関西学院大学(2016.04~)の寺沢拓敬のブログです(専門:言語社会学)。

CELES課題別研究プロジェクト発表③ 英語教育における「エビデンス」:評価と活用

今月24日・25日に信州大学で行われる中部地区英語教育学会(CELES)で2本の報告をします。

  • 一つ目:1日目午後の自由研究(口頭発表)
  • 二つ目:2日目午後の課題別研究プロジェクト発表③ 英語教育における「エビデンス」:評価と活用


以下、2つ目について、寺沢担当の報告内容を以下に記します。(1つめについてはこちら

発表スライド

https://www.slideshare.net/tterasawa/2017-77238088

タイトル

因果効果を推定するとはどういうことか:小学校英語を事例として

要旨

本報告では,まず EBM 等の用法に準拠して「エビデンス」を「因果効果」と定義する。それを踏まえ,特定の教育プログラム(処遇)が学習者の学力向上(結果)に与える因果効果を,いかにすれば推定できるのか論じる。

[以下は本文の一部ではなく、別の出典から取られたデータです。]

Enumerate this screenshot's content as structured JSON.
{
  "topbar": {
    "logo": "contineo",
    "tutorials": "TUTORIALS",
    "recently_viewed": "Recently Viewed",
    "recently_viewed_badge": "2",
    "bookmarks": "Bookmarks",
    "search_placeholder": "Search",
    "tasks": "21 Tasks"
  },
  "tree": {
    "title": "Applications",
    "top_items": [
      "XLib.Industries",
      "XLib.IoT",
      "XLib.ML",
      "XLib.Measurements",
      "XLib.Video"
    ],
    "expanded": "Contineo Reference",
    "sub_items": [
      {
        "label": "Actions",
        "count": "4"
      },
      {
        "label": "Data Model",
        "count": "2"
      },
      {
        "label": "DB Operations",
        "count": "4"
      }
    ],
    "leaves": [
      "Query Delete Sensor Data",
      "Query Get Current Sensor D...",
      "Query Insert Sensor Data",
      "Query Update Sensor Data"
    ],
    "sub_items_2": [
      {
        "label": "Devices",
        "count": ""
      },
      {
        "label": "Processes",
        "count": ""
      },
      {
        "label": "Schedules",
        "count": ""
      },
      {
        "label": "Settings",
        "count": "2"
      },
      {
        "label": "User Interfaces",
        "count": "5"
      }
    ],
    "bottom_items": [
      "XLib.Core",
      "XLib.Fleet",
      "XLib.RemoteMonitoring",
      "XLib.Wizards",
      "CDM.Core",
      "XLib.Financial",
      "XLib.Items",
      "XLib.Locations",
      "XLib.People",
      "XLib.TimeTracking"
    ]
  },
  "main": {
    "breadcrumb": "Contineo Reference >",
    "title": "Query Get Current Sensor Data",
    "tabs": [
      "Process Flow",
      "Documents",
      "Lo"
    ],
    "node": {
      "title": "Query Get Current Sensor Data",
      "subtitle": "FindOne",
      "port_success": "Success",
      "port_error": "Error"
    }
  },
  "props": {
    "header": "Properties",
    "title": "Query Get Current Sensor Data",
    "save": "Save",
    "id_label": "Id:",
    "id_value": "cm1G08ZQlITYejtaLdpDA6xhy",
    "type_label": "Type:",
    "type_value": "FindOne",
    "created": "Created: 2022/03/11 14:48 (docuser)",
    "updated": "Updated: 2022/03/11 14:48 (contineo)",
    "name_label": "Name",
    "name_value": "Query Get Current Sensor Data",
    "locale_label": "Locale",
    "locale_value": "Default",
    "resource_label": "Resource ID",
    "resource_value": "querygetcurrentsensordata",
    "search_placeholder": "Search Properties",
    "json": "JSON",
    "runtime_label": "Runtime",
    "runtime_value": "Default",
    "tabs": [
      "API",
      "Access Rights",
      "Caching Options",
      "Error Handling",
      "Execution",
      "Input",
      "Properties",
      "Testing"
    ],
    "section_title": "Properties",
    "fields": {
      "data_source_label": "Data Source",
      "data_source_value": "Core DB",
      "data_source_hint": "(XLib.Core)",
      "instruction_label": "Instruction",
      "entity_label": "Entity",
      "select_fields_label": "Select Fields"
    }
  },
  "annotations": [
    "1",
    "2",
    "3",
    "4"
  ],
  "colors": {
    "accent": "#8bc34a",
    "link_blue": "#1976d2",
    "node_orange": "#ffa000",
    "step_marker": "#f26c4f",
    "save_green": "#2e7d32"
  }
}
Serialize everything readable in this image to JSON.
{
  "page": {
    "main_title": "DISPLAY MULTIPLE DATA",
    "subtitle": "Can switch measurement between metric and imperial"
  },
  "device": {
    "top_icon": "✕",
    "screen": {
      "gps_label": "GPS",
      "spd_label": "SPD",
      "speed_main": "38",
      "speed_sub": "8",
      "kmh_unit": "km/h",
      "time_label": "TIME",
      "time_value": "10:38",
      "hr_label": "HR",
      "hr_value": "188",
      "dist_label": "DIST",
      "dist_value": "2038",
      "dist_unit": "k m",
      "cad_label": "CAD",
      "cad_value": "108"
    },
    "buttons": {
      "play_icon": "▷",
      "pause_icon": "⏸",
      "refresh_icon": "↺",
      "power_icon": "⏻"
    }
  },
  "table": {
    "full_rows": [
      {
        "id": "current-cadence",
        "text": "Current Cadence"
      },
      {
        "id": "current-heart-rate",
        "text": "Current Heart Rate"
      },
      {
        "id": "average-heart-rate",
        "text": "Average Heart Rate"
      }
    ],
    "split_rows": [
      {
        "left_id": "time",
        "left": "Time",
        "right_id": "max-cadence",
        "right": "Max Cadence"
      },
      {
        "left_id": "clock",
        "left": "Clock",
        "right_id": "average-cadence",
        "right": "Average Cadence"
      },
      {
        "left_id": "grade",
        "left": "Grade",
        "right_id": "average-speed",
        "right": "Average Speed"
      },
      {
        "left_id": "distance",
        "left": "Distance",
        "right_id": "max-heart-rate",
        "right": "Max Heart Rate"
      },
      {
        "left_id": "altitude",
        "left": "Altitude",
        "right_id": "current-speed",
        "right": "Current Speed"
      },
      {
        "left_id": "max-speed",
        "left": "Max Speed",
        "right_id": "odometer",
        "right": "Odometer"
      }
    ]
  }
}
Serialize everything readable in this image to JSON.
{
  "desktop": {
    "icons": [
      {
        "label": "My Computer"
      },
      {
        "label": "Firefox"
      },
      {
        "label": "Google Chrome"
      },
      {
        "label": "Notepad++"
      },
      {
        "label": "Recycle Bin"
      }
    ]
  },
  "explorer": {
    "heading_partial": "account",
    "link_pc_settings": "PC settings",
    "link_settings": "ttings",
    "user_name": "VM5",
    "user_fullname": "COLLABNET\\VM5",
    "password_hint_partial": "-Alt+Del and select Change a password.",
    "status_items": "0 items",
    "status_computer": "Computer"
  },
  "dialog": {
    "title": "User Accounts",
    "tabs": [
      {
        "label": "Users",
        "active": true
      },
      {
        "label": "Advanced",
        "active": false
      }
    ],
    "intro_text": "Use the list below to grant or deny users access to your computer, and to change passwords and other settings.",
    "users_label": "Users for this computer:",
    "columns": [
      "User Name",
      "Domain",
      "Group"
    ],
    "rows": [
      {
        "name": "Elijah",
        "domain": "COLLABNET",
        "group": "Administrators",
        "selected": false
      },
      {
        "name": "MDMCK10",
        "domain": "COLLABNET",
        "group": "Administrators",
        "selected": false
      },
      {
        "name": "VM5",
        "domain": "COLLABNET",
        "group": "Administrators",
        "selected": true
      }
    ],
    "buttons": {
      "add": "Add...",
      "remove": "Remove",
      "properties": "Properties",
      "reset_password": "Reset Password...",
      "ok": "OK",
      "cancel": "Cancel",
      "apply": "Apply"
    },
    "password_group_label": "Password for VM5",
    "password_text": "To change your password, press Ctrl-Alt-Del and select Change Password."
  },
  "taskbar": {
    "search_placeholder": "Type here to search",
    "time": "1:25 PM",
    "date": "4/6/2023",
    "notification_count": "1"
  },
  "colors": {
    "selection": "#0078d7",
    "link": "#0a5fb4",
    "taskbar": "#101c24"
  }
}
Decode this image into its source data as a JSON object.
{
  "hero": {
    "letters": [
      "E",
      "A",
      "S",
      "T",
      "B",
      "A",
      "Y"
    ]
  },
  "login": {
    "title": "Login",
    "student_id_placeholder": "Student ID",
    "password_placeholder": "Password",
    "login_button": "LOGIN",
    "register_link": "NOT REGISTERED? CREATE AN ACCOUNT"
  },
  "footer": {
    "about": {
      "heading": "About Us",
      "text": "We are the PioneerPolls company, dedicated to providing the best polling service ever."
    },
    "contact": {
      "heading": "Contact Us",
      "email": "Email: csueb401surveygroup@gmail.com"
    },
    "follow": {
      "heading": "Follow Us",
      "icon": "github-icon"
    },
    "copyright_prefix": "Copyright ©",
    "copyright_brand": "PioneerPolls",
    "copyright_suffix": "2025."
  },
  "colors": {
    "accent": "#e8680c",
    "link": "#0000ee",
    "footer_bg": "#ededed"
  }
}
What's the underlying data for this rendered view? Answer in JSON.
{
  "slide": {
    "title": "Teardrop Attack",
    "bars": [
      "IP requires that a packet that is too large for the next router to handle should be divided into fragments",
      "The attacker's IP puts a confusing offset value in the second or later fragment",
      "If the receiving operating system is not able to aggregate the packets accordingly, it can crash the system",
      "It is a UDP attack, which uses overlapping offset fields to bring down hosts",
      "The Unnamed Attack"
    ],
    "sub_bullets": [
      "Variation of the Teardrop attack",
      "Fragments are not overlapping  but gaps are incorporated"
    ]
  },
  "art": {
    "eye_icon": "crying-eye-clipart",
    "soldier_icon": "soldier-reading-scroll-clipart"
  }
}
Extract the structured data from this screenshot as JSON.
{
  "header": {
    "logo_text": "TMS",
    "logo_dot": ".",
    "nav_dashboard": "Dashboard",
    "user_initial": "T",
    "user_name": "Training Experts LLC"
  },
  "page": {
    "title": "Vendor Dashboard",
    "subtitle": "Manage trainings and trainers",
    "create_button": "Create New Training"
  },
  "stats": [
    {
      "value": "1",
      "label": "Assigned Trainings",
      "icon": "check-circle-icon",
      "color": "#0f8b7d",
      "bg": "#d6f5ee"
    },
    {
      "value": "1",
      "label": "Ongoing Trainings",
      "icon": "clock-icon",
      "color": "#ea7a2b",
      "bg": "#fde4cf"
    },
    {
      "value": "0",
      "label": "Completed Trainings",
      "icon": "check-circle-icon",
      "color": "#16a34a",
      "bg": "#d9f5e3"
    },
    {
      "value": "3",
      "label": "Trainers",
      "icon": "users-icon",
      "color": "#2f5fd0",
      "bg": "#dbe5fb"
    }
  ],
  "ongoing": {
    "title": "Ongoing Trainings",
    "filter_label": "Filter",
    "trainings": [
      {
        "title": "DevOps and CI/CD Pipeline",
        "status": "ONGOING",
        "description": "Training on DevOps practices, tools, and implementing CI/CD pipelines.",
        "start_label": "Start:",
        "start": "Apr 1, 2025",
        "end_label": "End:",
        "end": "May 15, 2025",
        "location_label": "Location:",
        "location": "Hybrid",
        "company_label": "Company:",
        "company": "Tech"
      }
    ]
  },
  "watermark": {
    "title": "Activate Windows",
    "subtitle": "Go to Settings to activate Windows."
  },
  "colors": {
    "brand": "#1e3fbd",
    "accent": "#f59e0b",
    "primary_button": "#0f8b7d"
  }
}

事例として小学校英語の効果に関する実証研究をとりあげ,そのほとんどが適切な因果効果の推定に失敗していることを論じる。これは,英語教育学固有の問題でもある。なぜなら,英語教育学者によって伝統的に行われていた手法(たとえば,経験群と統制群のt検定・分散分析等による単純比較)では,因果効果を推定することはほぼ不可能だからである。医学や経済学,公共政策研究で使われている因果推論のメソドロジーを紹介し,英語教育学への適用可能性を考える。